Franse Tijd in België
De Franse periode in de geschiedenis van België is het tijdvak 1794 - 1815.
Aanleiding
Nadat 40.000 man Franse troepen, waaronder 2500 vluchtelingen uit de Oostenrijkse Nederlanden en het prinsbisdom Luik, in november 1792 (Slag bij Jemappes) een eerste maal waren binnengevallen en na vier maanden verdreven werden (Tweede slag bij Neerwinden), behaalden de Franse revolutionaire troepen in juni 1794 met de Slag bij Fleurus een definitieve overwinning op de Oostenrijkers. Het inlijven en plunderen van België door een antiklerikale republiek, vuurden het patriottisme, eerder in 1790 opgevlamd tijdens de korte periode van de Verenigde Nederlandse Staten, opnieuw aan.
Napoleon
Daarentegen ging er van het langdurig en verzoenend bewind van Napoleon Bonaparte vanaf 1799 een assimilerende kracht uit. Maar op het einde van zijn regering droegen zijn conflict met de Katholieke Kerk, zijn nederlagen en de economische crisis weer bij tot de versterking van een nationaal bewustzijn bij de elite. In dit bewustzijn was het provinciale element nu op de achtergrond gedrongen. Het Franse woord Belgique had sinds de Brabantse Revolutie het woord Nederlanden verdrongen (feitelijk betekent het hetzelfde). De publieke opinie eiste het behoud van de Belgische eenheid, en legde er zich bij neer dat dit gebeurde binnen het bestuurlijk tweeledige Verenigd Koninkrijk (der Nederlanden).
Boerenkrijg
Op 12 oktober 1798 komen Vlaamse boeren (de brigands) in opstand tegen de Franse bezetter (Sansculotten) met als leuze Voor outer en heerd. Deze opstand wordt de Boerenkrijg genoemd. Aanleiding tot deze rebellie waren de hoge belastingen, de antiklerikale politiek met sluiting van kerken en vervolging van priesters, en vooral de invoering van de conscriptie.

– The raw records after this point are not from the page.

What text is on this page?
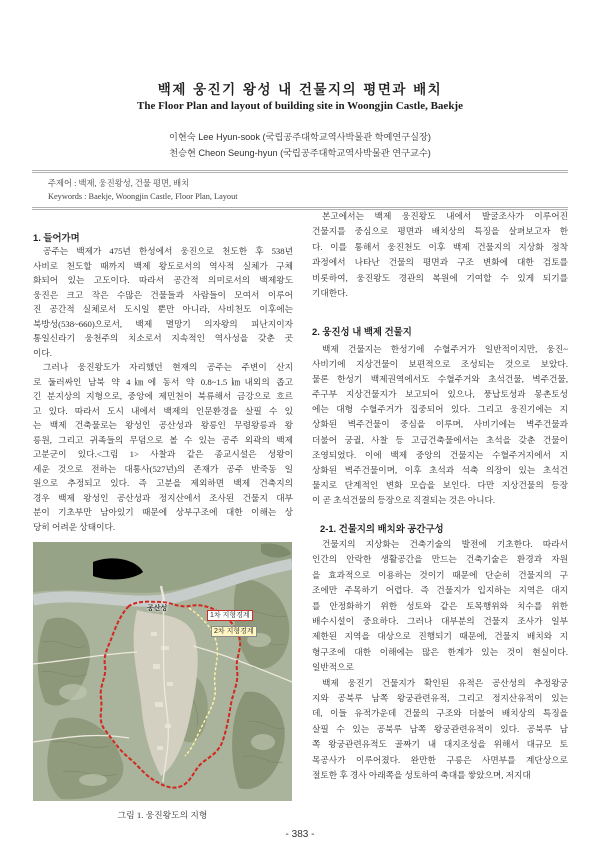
백제 웅진기 왕성 내 건물지의 평면과 배치
The Floor Plan and layout of building site in Woongjin Castle, Baekje
이현숙 Lee Hyun-sook (국립공주대학교역사박물관 학예연구실장)
천승현 Cheon Seung-hyun (국립공주대학교역사박물관 연구교수)
주제어 : 백제, 웅진왕성, 건물 평면, 배치
Keywords : Baekje, Woongjin Castle, Floor Plan, Layout
1. 들어가며
공주는 백제가 475년 한성에서 웅진으로 천도한 후 538년
사비로 천도할 때까지 백제 왕도로서의 역사적 실체가 구체
화되어 있는 고도이다. 따라서 공간적 의미로서의 백제왕도
웅진은 크고 작은 수많은 건물들과 사람들이 모여서 이루어
진 공간적 실체로서 도시일 뿐만 아니라, 사비천도 이후에는
북방성(538~660)으로서, 백제 멸망기 의자왕의 피난지이자
통일신라기 웅천주의 치소로서 지속적인 역사성을 갖춘 곳
이다.
그러나 웅진왕도가 자리했던 현재의 공주는 주변이 산지
로 둘러싸인 남북 약 4㎞에 동서 약 0.8~1.5㎞내외의 좁고
긴 분지상의 지형으로, 중앙에 제민천이 북류해서 금강으로 흐르
고 있다. 따라서 도시 내에서 백제의 인문환경을 살필 수 있
는 백제 건축물로는 왕성인 공산성과 왕릉인 무령왕릉과 왕
릉원, 그리고 귀족들의 무덤으로 볼 수 있는 공주 외곽의 백제
고분군이 있다.<그림 1> 사찰과 같은 종교시설은 성왕이
세운 것으로 전하는 대통사(527년)의 존재가 공주 반죽동 일
원으로 추정되고 있다. 즉 고분을 제외하면 백제 건축지의
경우 백제 왕성인 공산성과 정지산에서 조사된 건물지 대부
분이 기초부만 남아있기 때문에 상부구조에 대한 이해는 상
당히 어려운 상태이다.
공산성
1차 지형경계
2차 지형경계
그림 1. 웅진왕도의 지형
본고에서는 백제 웅진왕도 내에서 발굴조사가 이루어진
건물지를 중심으로 평면과 배치상의 특징을 살펴보고자 한
다. 이를 통해서 웅진천도 이후 백제 건물지의 지상화 정착
과정에서 나타난 건물의 평면과 구조 변화에 대한 검토를
비롯하여, 웅진왕도 경관의 복원에 기여할 수 있게 되기를
기대한다.
2. 웅진성 내 백제 건물지
백제 건물지는 한성기에 수혈주거가 일반적이지만, 웅진~
사비기에 지상건물이 보편적으로 조성되는 것으로 보았다.
물론 한성기 백제권역에서도 수혈주거와 초석건물, 벽주건물,
주구부 지상건물지가 보고되어 있으나, 풍납토성과 몽촌토성
에는 대형 수혈주거가 집중되어 있다. 그리고 웅진기에는 지
상화된 벽주건물이 중심을 이루며, 사비기에는 벽주건물과
더불어 궁궐, 사찰 등 고급건축물에서는 초석을 갖춘 건물이
조영되었다. 이에 백제 중앙의 건물지는 수혈주거지에서 지
상화된 벽주건물이며, 이후 초석과 석축 의장이 있는 초석건
물지로 단계적인 변화 모습을 보인다. 다만 지상건물의 등장
이 곧 초석건물의 등장으로 직결되는 것은 아니다.
2-1. 건물지의 배치와 공간구성
건물지의 지상화는 건축기술의 발전에 기초한다. 따라서
인간의 안락한 생활공간을 만드는 건축기술은 환경과 자원
을 효과적으로 이용하는 것이기 때문에 단순히 건물지의 구
조에만 주목하기 어렵다. 즉 건물지가 입지하는 지역은 대지
를 안정화하기 위한 성토와 같은 토목행위와 치수를 위한
배수시설이 중요하다. 그러나 대부분의 건물지 조사가 일부
제한된 지역을 대상으로 진행되기 때문에, 건물지 배치와 지
형구조에 대한 이해에는 많은 한계가 있는 것이 현실이다.
일반적으로
백제 웅진기 건물지가 확인된 유적은 공산성의 추정왕궁
지와 공북루 남쪽 왕궁관련유적, 그리고 정지산유적이 있는
데, 이들 유적가운데 건물의 구조와 더불어 배치상의 특징을
살필 수 있는 공북루 남쪽 왕궁관련유적이 있다. 공북루 남
쪽 왕궁관련유적도 골짜기 내 대지조성을 위해서 대규모 토
목공사가 이루어졌다. 완만한 구릉은 사면부를 계단상으로
절토한 후 경사 아래쪽을 성토하여 축대를 쌓았으며, 저지대
- 383 -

De opstand eindigde op 5 december 1798 toen het boerenleger op Ter Hilst (bij Hasselt) werd verslagen. Er volgde een strenge repressie waarbij de meeste leiders werden terechtgesteld.
Invloed van de inlijving
Achteraf zou blijken dat de inlijving bij het revolutionaire Frankrijk een denationalisatie van de linkse stroming (liberalisme, later socialisme) had veroorzaakt. Niet dat die hun Belgische bewustzijn zouden verloren hebben. Maar het moderne element in het nationale bewustzijn sinds de Romantiek, dat de volkstaal een essentiële grondslag is van nationaliteit, namen zij niet aan, in tegenstelling tot de liberalen en socialisten van elders. Zonder die inlijving zou er in België geen groter communautair probleem ontstaan zijn dan in Zwitserland.
Reeds vóór de definitieve nederlaag van Napoleon I in Waterloo, besloten de geallieerden op het Congres van Wenen (1815) een gordel van bufferstaten rond Frankrijk aan te leggen. Met dit doel werd België opnieuw met de Verenigde Provinciën versmolten.